Demikian pentingnya kepengikutan ini sehingga mendapat tempat yang khusus dari Al-Quran dan hadits. Berdasarkan buku Imam Nawawi itu, dapat kita ringkaskan dan sarikan konsep kepengikutan terhadap para pemimpin yang legitimate sebagaimana disyariatkan, antara lain sebagai berikut:

1. Wajib taat pada pemimpin berdasarkan ketaatan kepada Allah dan Rasulullah SAW (devine based loyality).

2. Wajib mematuhi arahan pemimpin atas suatu perkara dan berusaha melaksanakannya dengan baik, terlepas dari perkara itu disuka atau tidak, dalam keadaan susah atau senang, rela atau terpaksa, bahkan meskipun akan merugikan kepentingan sendiri, dan dengan tetap bersikap santun (istiqomah).

3. Orang yang memecah-belah persatuan ummat akan mati dalam keadaan mati jahiliah, yaitu sesat.

4. Tidak wajib mengikuti pimpinan yang memerintahkan untuk berbuat kemusyrikan dan maksiat.

5. Kepengikutan tidak mengenal perbedaan ras, warna kulit, asal lapisan sosial sang pemimpin.

6. Memegang janji setia yang dilakukan dengan sepenuh hati kepada pemimpin dan membelanya jika ada yang mencoba merampas kekuasaan pemimpin itu.

7. Tetap mendengarkan dan taat terhadap pemimpin meskipun ia tidak memberikan hak-hak pengikut yang menjadi tanggungjawabnya; para pengikut bertanggungjawab pula terhadap apa yang diamanahkan dan minta lah hak-hak itu kepada Allah.
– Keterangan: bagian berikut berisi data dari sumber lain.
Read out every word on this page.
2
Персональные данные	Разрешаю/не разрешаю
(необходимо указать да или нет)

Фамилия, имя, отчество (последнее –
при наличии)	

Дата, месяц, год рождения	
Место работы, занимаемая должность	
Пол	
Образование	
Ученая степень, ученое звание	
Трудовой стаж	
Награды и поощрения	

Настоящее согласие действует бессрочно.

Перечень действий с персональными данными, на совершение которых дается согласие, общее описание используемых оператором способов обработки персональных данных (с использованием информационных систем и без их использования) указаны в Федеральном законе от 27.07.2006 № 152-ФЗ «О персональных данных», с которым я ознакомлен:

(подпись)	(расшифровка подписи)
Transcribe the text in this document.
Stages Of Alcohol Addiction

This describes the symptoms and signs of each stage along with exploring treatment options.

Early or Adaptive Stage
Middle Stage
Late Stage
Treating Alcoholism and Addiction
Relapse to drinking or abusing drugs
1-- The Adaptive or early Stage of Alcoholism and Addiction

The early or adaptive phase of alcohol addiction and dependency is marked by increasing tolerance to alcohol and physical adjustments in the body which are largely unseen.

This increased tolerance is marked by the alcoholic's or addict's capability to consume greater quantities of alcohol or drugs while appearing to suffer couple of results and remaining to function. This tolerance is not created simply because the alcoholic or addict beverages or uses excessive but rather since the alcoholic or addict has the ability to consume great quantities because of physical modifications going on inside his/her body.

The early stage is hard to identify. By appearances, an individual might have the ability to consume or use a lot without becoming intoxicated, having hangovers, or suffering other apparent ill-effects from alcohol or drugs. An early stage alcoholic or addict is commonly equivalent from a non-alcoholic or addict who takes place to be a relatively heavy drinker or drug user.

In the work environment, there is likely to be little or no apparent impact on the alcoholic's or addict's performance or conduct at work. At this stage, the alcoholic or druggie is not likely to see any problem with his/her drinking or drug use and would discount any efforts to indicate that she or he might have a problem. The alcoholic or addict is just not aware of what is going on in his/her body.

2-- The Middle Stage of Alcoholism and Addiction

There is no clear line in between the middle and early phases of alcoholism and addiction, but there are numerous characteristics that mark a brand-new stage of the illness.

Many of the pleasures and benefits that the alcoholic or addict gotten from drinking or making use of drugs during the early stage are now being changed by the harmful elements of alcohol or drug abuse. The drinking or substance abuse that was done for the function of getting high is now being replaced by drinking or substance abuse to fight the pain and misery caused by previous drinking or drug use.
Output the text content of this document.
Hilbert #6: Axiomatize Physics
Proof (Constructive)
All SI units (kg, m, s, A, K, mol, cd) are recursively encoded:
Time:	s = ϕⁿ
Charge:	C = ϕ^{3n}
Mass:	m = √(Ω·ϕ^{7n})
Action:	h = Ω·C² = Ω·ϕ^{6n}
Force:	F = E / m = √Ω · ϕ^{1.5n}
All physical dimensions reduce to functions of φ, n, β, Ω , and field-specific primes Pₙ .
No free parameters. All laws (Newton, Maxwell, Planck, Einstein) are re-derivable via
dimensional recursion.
8. Bersabar terhadap tindakan yang dibenci dari pemimpin, apalagi dia masih sholat bersama-sama ummat; jika seseorang membantahnya walaupun sedikit maka ia mati dalam keadaan jahiliyah.

9. Dilarang merendah-rendahkan pemimpin (negara) karena Allah akan merendahkan diri pelakunya itu.

10. Berani menyampaikan kebenaran sekalipun di hadapan pemimpin yang zalim dan bangun untuk menentangnya jika melihat suatu kezaliman (sebagai civic responsibility) karena jika tidak maka Allah akan menurunkan siksaNya kepada semua manusia.

Nah, konsep dan norma sudah tersedia. Sekarang bagaimana kita menyikapinya? Semoga kepengikutan ini dapat kita cermati untuk menghindarkan sanksi Ilahiah dan membawa kemaslahatan bagi negeri kita dan orang banyak. Insya Allah.